In time, and following the example of experiments like Mondragon in Spain, it may be possible for PPE to develop its own organic source of capital: from the firms it has helped to transform. In the long term, socialists will need to develop an ecosystem of new financial institutions tasked with financing a more materially equal society. PPE aims to contribute to the process of pioneering such a system.
Working in and out of the Labour Party
Though operating at the level of individual firms, the success of the fund and the ability to upscale its underlying methodology will depend substantially on macroeconomic factors. This raises the question of what PPE’s relationship should be with the Labour Party, if any.

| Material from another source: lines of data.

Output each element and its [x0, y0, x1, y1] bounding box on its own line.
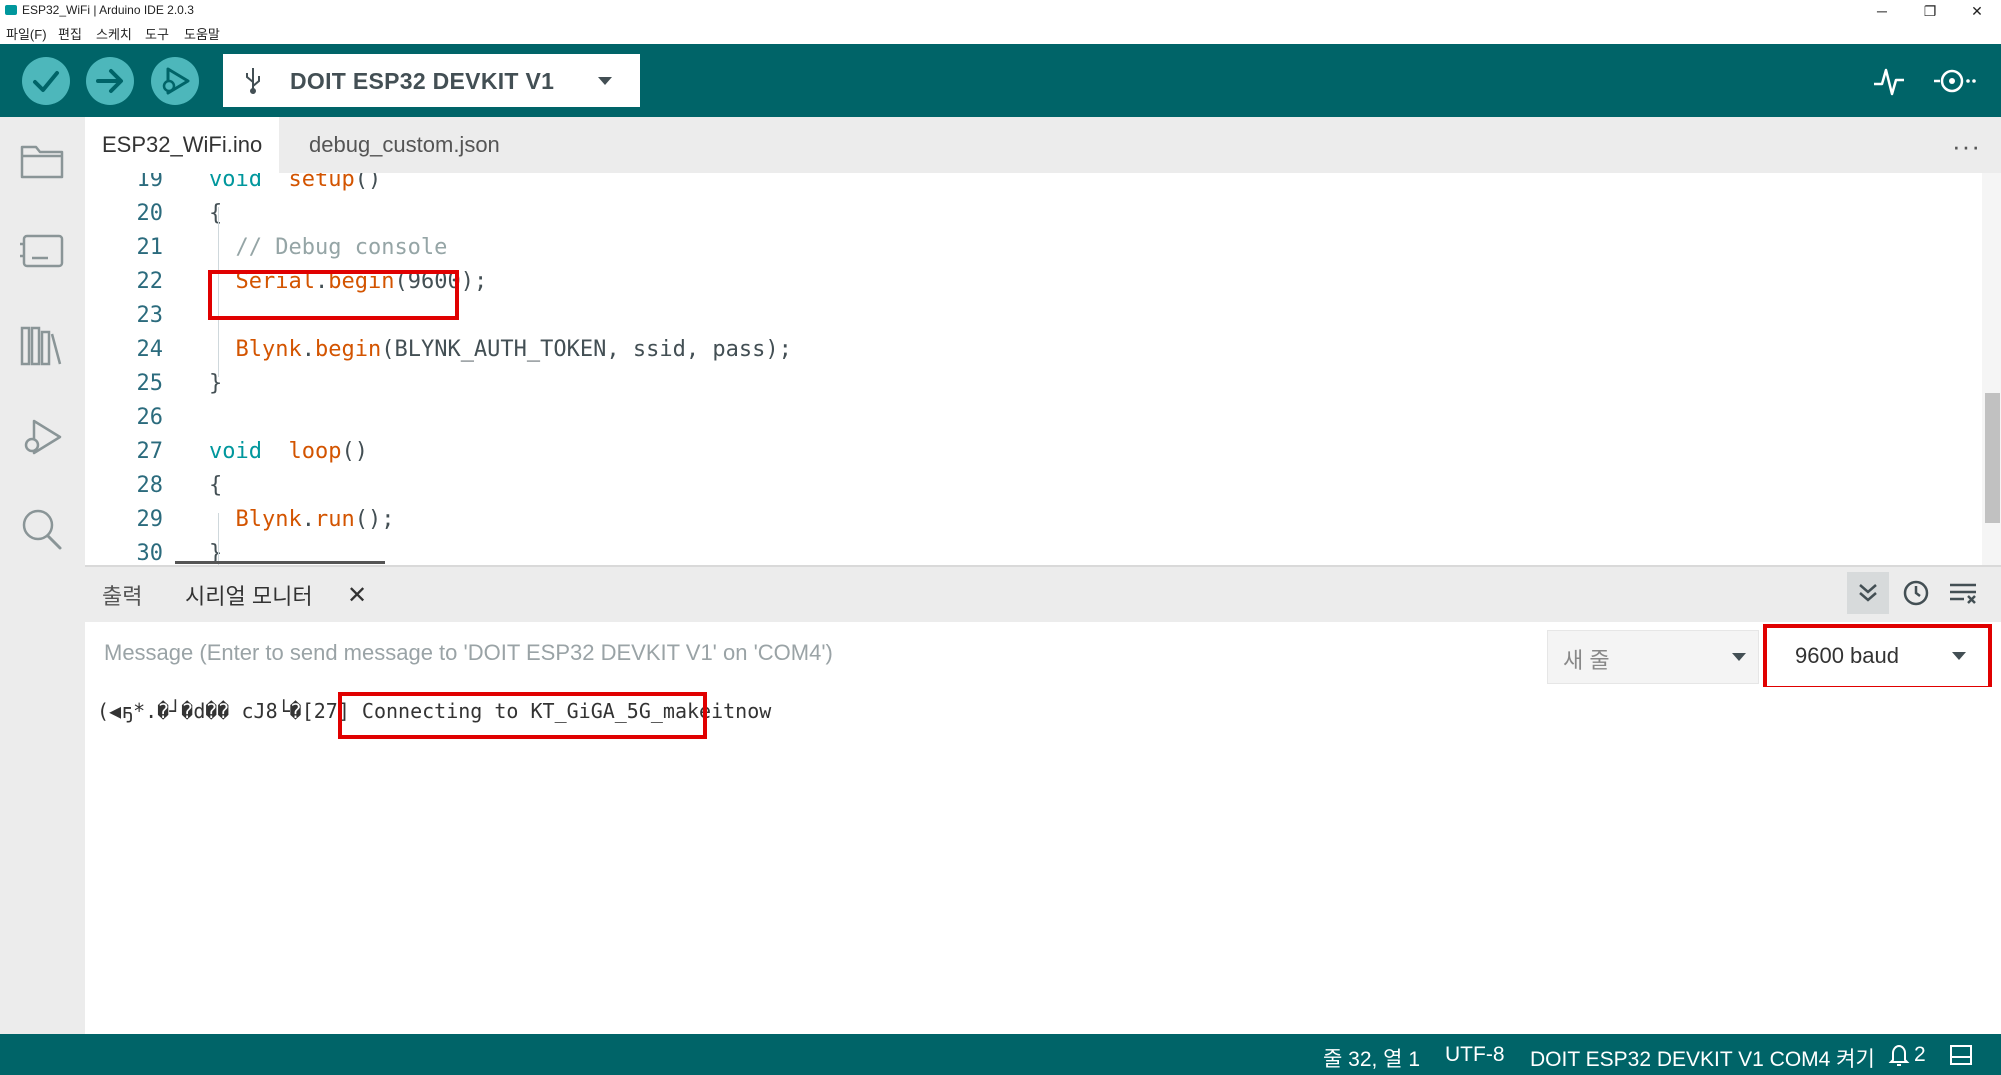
library-icon[interactable]: [18, 322, 66, 368]
line-number: 25: [136, 371, 164, 396]
arduino-app-icon: [5, 5, 17, 15]
timestamp-button[interactable]: [1895, 572, 1937, 614]
editor-scrollbar-thumb[interactable]: [1985, 393, 2000, 523]
line-number: 20: [136, 201, 164, 226]
code-text: Blynk.begin(BLYNK_AUTH_TOKEN, ssid, pass…: [235, 337, 792, 362]
line-ending-value: 새 줄: [1563, 648, 1610, 673]
code-line: 27 void loop(): [85, 435, 1985, 469]
line-number: 26: [136, 405, 164, 430]
line-number: 19: [136, 173, 164, 192]
code-line: 25}: [85, 367, 1985, 401]
close-window-button[interactable]: ✕: [1955, 0, 1999, 22]
clock-icon: [1903, 580, 1929, 606]
menu-file[interactable]: 파일(F): [6, 24, 47, 43]
tab-debug-custom-json[interactable]: debug_custom.json: [309, 117, 500, 173]
window-title: ESP32_WiFi | Arduino IDE 2.0.3: [22, 3, 194, 17]
checkmark-icon: [33, 71, 59, 92]
status-bar: 줄 32, 열 1 UTF-8 DOIT ESP32 DEVKIT V1 COM…: [0, 1034, 2001, 1075]
editor-tabs: ESP32_WiFi.ino debug_custom.json ···: [85, 117, 2001, 173]
code-text: Blynk.run();: [235, 507, 395, 532]
upload-button[interactable]: [86, 57, 134, 105]
line-number: 30: [136, 541, 164, 565]
code-text: void setup(): [209, 173, 382, 192]
line-number: 29: [136, 507, 164, 532]
toolbar: DOIT ESP32 DEVKIT V1: [0, 44, 2001, 117]
line-number: 23: [136, 303, 164, 328]
toggle-panel-icon[interactable]: [1949, 1044, 1973, 1066]
board-port-status[interactable]: DOIT ESP32 DEVKIT V1 COM4 켜기: [1530, 1043, 1875, 1073]
sidebar: [0, 117, 85, 1034]
code-text: {: [209, 473, 223, 498]
notification-count: 2: [1914, 1043, 1926, 1066]
minimize-button[interactable]: ─: [1860, 0, 1904, 22]
maximize-button[interactable]: ❐: [1908, 0, 1952, 22]
indent-guide: [218, 513, 219, 565]
panel-header: 출력 시리얼 모니터 ✕: [85, 567, 2001, 622]
highlight-serial-message: [338, 692, 707, 739]
code-line: 21 // Debug console: [85, 231, 1985, 265]
verify-button[interactable]: [22, 57, 70, 105]
code-line: 20 {: [85, 197, 1985, 231]
menu-bar: 파일(F) 편집 스케치 도구 도움말: [0, 22, 2001, 42]
tab-serial-monitor[interactable]: 시리얼 모니터: [185, 579, 313, 611]
code-line: 19 void setup(): [85, 173, 1985, 197]
clear-output-icon: [1950, 583, 1976, 604]
debug-button[interactable]: [151, 57, 199, 105]
chevron-down-icon: [598, 77, 612, 85]
clear-output-button[interactable]: [1942, 572, 1984, 614]
tab-output[interactable]: 출력: [102, 579, 142, 611]
usb-icon: [246, 68, 260, 94]
code-line: 29 Blynk.run();: [85, 503, 1985, 537]
encoding[interactable]: UTF-8: [1445, 1043, 1505, 1067]
code-editor[interactable]: 19 void setup() 20{21 // Debug console 22 S…: [85, 173, 2001, 565]
message-row: Message (Enter to send message to 'DOIT …: [85, 622, 2001, 690]
debug-play-icon: [162, 67, 190, 95]
line-ending-select[interactable]: 새 줄: [1547, 630, 1759, 684]
board-name: DOIT ESP32 DEVKIT V1: [290, 68, 555, 94]
serial-garbage-text: (◀ҕ*.�┘�d�� cJ8└�: [97, 699, 302, 723]
double-chevron-down-icon: [1859, 584, 1877, 602]
more-tabs-icon[interactable]: ···: [1952, 131, 1981, 162]
serial-plotter-button[interactable]: [1872, 64, 1906, 98]
line-number: 28: [136, 473, 164, 498]
tab-esp32-wifi-ino[interactable]: ESP32_WiFi.ino: [85, 117, 280, 173]
autoscroll-button[interactable]: [1847, 572, 1889, 614]
menu-help[interactable]: 도움말: [184, 24, 220, 43]
highlight-serial-begin: [208, 270, 459, 320]
line-number: 24: [136, 337, 164, 362]
serial-monitor-button[interactable]: [1932, 64, 1980, 98]
close-serial-monitor-icon[interactable]: ✕: [347, 581, 367, 610]
search-icon[interactable]: [18, 506, 66, 552]
folder-icon[interactable]: [18, 139, 66, 181]
board-icon[interactable]: [18, 230, 66, 272]
cursor-position[interactable]: 줄 32, 열 1: [1323, 1043, 1420, 1073]
message-input[interactable]: Message (Enter to send message to 'DOIT …: [104, 640, 833, 666]
debug-icon[interactable]: [18, 415, 66, 461]
code-line: 28 {: [85, 469, 1985, 503]
bell-icon[interactable]: [1887, 1043, 1911, 1067]
code-text: // Debug console: [235, 235, 448, 260]
code-text: void loop(): [209, 439, 368, 464]
code-line: 24 Blynk.begin(BLYNK_AUTH_TOKEN, ssid, p…: [85, 333, 1985, 367]
menu-edit[interactable]: 편집: [58, 24, 82, 43]
highlight-baud-rate: [1763, 624, 1992, 690]
line-number: 27: [136, 439, 164, 464]
chevron-down-icon: [1732, 653, 1746, 661]
title-bar: ESP32_WiFi | Arduino IDE 2.0.3 ─ ❐ ✕: [0, 0, 2001, 22]
code-text: }: [209, 371, 223, 396]
code-text: {: [209, 201, 223, 226]
arrow-right-icon: [96, 69, 123, 93]
line-number: 21: [136, 235, 164, 260]
line-number: 22: [136, 269, 164, 294]
board-selector[interactable]: DOIT ESP32 DEVKIT V1: [223, 54, 640, 107]
code-line: 26: [85, 401, 1985, 435]
menu-sketch[interactable]: 스케치: [96, 24, 132, 43]
editor-hscroll-thumb[interactable]: [175, 561, 385, 564]
serial-output: (◀ҕ*.�┘�d�� cJ8└�[27] Connecting to KT_G…: [85, 687, 2001, 1034]
menu-tools[interactable]: 도구: [145, 24, 169, 43]
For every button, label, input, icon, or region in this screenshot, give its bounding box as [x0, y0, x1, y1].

On the one hand, PPE remains wary of the Labour Party, with its consistent, explicit prioritisation of the British working class at migrants’ expense. Labour’s latest manifesto makes no mention of Britain’s Empire, formal or otherwise. And the Party has pledged to increase the number of British border guards by 500. Labour has much still to prove if it is to overcome the charges of social chauvinism, border Keynesianism, labour aristocracy, and imperial militarism.
On the other hand, the Party has clearly pivoted to the left. Last year’s Labour Party conference saw John McDonnell, the shadow chancellor, unveil a game-changing policy: the imposition of inclusive worker ownership funds on businesses with over 250 employees. This policy, and its apparent popularity, has a direct bearing on the political and economic context in which PPE now operates.
PPE might work in tandem with this policy by initially focusing on purchasing small businesses with less than 250 employees. According to research from the New Economics foundation, there are 116,372 family owned businesses in the UK with less than 250 employees which are potentially receptive to a change in ownership. PPE might start by approaching workers in these companies and asking them a simple question: would you prefer to own this company, or see it handed down to the boss’ indifferent relatives? Though this goal may be limited in terms of our wider transformative focus, it provides a way to develop a social base for further investments by anchoring alternative funding arrangements in firms oriented in the domestic economy which are ripe for productive change.
Thinking publicly about finance
By exposing our project to scrutiny at this early stage we aim to participate in a broader public discussion about how to change finance and wider society. Among other things, PPE is an iterative and empirical experiment. The agents within PPE seek to avoid Donna Haraway’s “god-trick” of seeing everything from nowhere. We are members of our communities, renters, workers and activists in other struggles. As subjects enduring the effects of late capitalism, we approach the redeployment of private equity as an attempt to both repurpose and dismantle “the master’s tools”. We are consciously constructing spaces of conversion in which those who hold knowledge of private equity meet those who do not.
By starting from the ambitious theoretical standpoint of a critique of the global political economy, we necessarily return to the practical challenges of founding an actually existing private equity fund. As this outline of PPE makes clear, we have much work, both practical and theoretical, still to do. We will be expanding and developing the project at our Transforming Finance conference on the 16th of February at Greenwich University.
There remain unresolved questions at the heart of our project, chief among which is the central challenge of how to socialise capital against the interests of the very investors whose capital we are asking to borrow. Yet we remain committed to exploring the possibility that private equity, and other financial mechanisms, have the potential to reconfigure existing capitalist firms into egalitarian workers’ cooperatives run on socialist principles.